The Appeals Court ruled on contempt allegations against SLPP leadership yesterday regarding their response to a June 5 court order voiding constituency-level elections in 39 constituencies.
The SLPP’s National Executive Council (NEC) re-ran these constituency elections on Wednesday, but also lower level elections for zonal, section, and chiefdom representatives. The plaintiff’s attorney, Banja Tejan-Sie, argued that these actions are contrary to the appeals court ruling, which they believe clearly instructed the NEC to only re-run elections at the constituency level.
The three judges, led by Justice Reginald Fynn, ruled that they refused the allegation of Contempt of Court, but did find the SLPP’s interpretation to be outside the scope of their June 5 Court Order. In response, they ruled that all election reruns conducted on Wednesday to be null and void.
“Our orders were directed at the constituency level elections,” Justice Fynn said. “Any ambiguity should have been rectified by the dates cited in the decision.”
In the June 5 Appeals Court decision, they specifically nullified all elections held on 26th November and 3rd December 2016 in the 39 constituencies. The only elections held on these dates were at the constituency level, a distinction the judges believed left no ambiguity about the integrity of zonal, section, or chiefdom election outcomes.
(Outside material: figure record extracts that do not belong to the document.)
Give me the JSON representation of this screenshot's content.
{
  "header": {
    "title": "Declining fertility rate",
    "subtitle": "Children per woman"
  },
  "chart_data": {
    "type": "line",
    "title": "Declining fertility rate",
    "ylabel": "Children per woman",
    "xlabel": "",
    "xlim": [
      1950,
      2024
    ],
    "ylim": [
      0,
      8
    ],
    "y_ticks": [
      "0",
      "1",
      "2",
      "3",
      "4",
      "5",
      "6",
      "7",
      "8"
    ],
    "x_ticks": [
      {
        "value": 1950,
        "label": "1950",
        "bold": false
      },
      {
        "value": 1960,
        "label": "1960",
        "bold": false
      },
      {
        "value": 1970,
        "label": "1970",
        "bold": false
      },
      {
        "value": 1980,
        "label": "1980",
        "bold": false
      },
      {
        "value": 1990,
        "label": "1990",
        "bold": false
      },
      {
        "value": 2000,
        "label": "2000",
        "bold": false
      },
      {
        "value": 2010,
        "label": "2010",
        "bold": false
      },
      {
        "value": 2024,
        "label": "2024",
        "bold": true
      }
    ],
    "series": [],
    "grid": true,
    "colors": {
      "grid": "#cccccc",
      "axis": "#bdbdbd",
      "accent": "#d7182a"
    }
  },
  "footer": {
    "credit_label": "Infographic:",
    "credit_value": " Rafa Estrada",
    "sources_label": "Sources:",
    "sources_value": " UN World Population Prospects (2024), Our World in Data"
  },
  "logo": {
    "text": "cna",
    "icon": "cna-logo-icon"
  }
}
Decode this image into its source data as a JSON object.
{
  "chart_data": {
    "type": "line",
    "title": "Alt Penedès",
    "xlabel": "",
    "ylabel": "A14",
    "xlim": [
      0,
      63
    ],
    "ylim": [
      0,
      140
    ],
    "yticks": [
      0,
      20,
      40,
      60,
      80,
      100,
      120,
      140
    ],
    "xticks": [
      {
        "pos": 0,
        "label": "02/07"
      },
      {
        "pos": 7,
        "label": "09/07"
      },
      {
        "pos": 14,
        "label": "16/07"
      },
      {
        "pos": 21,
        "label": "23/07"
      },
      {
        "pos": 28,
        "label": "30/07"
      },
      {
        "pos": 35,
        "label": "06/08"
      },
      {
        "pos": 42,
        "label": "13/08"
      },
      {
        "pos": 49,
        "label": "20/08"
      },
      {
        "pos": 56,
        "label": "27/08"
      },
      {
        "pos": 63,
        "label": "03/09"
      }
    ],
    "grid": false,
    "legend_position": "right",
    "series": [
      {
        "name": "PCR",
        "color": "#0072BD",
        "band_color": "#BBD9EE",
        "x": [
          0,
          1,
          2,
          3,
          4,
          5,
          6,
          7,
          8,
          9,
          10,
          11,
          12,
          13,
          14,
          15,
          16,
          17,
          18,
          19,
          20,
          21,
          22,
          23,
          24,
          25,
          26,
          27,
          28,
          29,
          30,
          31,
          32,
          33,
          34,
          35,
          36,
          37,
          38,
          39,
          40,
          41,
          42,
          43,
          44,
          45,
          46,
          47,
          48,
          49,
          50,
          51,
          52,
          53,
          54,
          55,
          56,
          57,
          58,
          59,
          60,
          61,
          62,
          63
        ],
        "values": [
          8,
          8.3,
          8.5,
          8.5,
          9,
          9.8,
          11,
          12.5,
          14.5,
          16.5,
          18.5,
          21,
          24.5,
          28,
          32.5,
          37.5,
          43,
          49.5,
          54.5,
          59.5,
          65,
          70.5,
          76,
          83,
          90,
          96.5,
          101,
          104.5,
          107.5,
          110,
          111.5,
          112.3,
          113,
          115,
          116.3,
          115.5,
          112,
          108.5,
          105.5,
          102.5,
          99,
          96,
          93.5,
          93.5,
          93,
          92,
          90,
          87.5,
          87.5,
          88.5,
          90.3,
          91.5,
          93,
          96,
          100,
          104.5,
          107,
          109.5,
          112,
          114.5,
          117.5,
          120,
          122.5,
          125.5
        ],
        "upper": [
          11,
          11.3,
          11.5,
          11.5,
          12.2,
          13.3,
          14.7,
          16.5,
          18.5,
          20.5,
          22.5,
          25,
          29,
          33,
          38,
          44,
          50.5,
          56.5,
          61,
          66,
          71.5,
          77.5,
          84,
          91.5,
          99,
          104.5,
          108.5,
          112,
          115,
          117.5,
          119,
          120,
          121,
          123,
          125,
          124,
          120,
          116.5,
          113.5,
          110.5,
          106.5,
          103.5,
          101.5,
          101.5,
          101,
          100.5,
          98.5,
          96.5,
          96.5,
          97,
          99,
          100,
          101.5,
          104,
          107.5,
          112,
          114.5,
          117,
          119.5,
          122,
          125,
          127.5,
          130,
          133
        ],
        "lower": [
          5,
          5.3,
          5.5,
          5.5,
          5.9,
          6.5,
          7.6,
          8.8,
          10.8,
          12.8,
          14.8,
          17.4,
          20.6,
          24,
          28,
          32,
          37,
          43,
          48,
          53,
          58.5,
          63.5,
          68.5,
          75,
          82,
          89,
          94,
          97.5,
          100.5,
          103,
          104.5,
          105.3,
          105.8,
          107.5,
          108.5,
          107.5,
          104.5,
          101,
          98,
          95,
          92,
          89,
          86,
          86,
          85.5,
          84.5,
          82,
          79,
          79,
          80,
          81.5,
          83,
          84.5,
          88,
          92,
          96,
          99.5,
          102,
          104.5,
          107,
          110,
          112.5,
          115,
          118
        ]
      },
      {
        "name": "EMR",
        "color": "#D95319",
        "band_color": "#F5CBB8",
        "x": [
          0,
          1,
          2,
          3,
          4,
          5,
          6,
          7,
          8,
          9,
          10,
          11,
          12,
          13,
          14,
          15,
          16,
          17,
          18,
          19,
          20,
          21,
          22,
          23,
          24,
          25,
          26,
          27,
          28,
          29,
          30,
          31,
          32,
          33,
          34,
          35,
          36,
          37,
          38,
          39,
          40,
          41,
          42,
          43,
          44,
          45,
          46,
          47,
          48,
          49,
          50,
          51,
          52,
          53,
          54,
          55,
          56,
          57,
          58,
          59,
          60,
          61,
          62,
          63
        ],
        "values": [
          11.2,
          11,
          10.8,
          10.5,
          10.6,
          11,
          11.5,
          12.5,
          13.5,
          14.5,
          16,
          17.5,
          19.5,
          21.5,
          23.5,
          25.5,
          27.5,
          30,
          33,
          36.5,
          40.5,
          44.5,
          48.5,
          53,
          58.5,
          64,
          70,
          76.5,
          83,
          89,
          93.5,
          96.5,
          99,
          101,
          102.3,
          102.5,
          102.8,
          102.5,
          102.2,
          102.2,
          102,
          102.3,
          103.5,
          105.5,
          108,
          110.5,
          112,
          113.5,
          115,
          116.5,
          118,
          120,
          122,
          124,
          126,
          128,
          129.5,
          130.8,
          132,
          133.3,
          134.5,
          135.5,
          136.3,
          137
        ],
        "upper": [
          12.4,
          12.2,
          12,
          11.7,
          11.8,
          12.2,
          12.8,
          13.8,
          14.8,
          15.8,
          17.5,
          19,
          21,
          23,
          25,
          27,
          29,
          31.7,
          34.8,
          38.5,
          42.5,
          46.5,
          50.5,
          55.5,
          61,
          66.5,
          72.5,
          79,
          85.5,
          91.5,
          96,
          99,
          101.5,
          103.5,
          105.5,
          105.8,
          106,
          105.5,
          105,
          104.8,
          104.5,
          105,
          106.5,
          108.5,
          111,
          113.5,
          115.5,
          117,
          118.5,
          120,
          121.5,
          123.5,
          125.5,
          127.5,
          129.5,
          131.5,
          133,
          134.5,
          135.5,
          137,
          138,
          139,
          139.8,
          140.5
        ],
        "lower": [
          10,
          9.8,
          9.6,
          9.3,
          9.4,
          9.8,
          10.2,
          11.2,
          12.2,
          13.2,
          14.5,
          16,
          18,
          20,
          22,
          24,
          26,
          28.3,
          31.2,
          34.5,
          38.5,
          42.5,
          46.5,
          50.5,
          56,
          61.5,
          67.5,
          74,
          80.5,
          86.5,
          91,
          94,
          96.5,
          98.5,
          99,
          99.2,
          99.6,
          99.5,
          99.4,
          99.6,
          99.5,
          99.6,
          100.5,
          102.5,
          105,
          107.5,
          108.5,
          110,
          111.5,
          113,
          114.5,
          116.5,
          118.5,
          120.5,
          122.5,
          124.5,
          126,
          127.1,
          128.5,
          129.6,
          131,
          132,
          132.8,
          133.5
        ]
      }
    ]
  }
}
The SLPP’s attorney, Umaru Koroma, argued during proceedings that the constituency elections could not be re-run without also re-running elections for the lower level representatives who vote for their respective constituency leaders. They maintained their actions were in full compliance with the Appeals Court ruling and denied any charges of contempt.
The plaintiffs – three SLPP members, brought the original suit against SLPP leadership and the NEC citing irregularities in the rules used to conduct lower level executive elections. Only one day after the Appeals Court ruled in their favor on June 5, the three men were expelled from the Party. When the judges asked for an explanation for the expulsion, Koroma said the Party had been intending to expel the members far before the court ruling due to multiple complaints by Party members. Koroma did not elaborate on the specifics of these complaints.
Justice Fynn strongly condemned the SLPP’s decision to expel the members in what they considered to be retribution for bringing litigation against the Party. He called the move “oppressive” but stopped short of ordering any legal repercussions.
The judge’s ruling confirms the integrity of the original zonal, section, and chiefdom election results, but leaves constituency appointments empty in these 39 constituencies.